Speaking Truth to Power
Commentators have extensively discussed the impact of Twitter and Facebook on the events in Egypt and elsewhere in the Middle East. What is less obvious is the tarnishing of the image of the Federal Reserve.
Last Saturday "AmpedStatus" (in affiliation with the hactivist group "Anonymous") announced "Operation Empire State Rebellion," in a YouTube video warning of nonviolent civil disobedience if the Federal Reserve doesn't change course. The creepy video — complete with a distorted voice — specifically demands the resignation of Ben Bernanke as a sign of good faith.
More generally, "disrespectful-punk" websites catering to financial readers, epitomized by ZeroHedge and EconomicPolicyJournal, take it as a matter of course that Bernanke has no clothes.
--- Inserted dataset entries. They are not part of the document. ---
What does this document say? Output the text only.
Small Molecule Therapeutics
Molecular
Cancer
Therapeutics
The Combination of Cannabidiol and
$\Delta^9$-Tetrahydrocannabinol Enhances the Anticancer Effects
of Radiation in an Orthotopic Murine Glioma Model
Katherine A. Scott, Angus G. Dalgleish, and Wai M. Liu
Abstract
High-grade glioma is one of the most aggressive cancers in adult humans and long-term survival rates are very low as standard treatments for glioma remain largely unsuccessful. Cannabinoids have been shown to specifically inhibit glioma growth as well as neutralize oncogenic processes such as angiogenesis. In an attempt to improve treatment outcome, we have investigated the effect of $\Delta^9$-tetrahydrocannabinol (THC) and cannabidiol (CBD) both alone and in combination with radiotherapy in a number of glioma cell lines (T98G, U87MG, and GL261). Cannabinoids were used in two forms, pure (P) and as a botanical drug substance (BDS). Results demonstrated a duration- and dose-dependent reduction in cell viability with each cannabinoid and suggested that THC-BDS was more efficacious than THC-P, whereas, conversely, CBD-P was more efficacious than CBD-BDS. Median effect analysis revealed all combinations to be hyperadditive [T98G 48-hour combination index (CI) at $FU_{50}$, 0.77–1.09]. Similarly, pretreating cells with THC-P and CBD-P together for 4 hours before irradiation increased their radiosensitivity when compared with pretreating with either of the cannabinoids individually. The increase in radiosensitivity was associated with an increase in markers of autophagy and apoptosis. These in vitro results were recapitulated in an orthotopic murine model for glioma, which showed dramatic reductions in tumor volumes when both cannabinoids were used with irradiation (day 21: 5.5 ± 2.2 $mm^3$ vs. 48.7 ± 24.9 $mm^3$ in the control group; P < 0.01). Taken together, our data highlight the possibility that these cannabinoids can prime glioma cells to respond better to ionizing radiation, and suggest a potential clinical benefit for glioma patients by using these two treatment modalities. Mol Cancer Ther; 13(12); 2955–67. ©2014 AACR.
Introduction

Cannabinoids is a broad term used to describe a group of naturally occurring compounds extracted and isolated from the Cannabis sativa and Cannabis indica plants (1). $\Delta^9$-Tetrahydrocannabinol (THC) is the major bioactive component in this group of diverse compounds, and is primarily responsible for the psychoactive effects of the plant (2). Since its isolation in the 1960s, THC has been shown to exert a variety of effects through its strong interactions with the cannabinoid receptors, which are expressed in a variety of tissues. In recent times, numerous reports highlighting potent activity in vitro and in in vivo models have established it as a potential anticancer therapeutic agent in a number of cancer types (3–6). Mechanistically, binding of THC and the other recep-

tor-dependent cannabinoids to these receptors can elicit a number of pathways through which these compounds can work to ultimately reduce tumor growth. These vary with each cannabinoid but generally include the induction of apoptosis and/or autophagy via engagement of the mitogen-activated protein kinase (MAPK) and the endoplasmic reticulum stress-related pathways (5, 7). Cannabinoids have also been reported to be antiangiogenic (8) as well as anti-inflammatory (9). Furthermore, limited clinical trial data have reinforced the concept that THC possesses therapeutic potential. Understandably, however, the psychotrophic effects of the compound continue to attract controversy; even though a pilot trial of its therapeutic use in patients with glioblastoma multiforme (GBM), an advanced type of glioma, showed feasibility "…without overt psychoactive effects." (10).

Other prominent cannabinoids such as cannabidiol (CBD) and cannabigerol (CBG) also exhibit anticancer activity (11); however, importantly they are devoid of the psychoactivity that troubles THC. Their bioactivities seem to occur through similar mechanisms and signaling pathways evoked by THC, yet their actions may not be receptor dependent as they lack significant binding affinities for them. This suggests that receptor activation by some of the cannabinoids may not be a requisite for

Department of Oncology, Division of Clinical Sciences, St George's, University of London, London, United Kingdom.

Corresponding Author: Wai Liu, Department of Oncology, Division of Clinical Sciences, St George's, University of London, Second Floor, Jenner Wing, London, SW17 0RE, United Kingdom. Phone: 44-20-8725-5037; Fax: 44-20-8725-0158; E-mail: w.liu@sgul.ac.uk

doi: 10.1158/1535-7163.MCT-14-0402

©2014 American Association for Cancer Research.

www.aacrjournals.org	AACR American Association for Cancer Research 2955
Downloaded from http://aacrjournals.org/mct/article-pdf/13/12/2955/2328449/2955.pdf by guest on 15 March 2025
The anonymity of the Internet ensures that plenty of respectable Wall Street pros turn to these alternative media to get the real news about the economy — when their boss isn't looking, of course.
The officials at the Federal Reserve and other power centers aren't ignoring the budding green shoots of dissent. Bernanke's duplicitous 60 Minutes appearance was a PR damage-control move that we normally would expect from politicians, not central bankers. Before the present financial crisis, the operations of the Federal Reserve were mysterious and boring.
But now — because of Bernanke's boldness, the ascendancy of the Ron Paul movement, and the resurgence in Austrian economics, among other factors — a large segment of the public is very interested indeed in what "the Bernank" is up to.
As Murray Rothbard emphasized, our modern banking system is based on fractional reserves, meaning the bankers are always vulnerable to a sudden loss in confidence. Just as political regimes can topple overnight with a change in public opinion, so too can the "strongest" of modern financial systems crumble in the face of a large-scale run on the banks.
In central banking, as in politics, the ruling elite must keep the people in the dark. The rise of the Internet, and in particular outlets such as YouTube, are making that task far more difficult.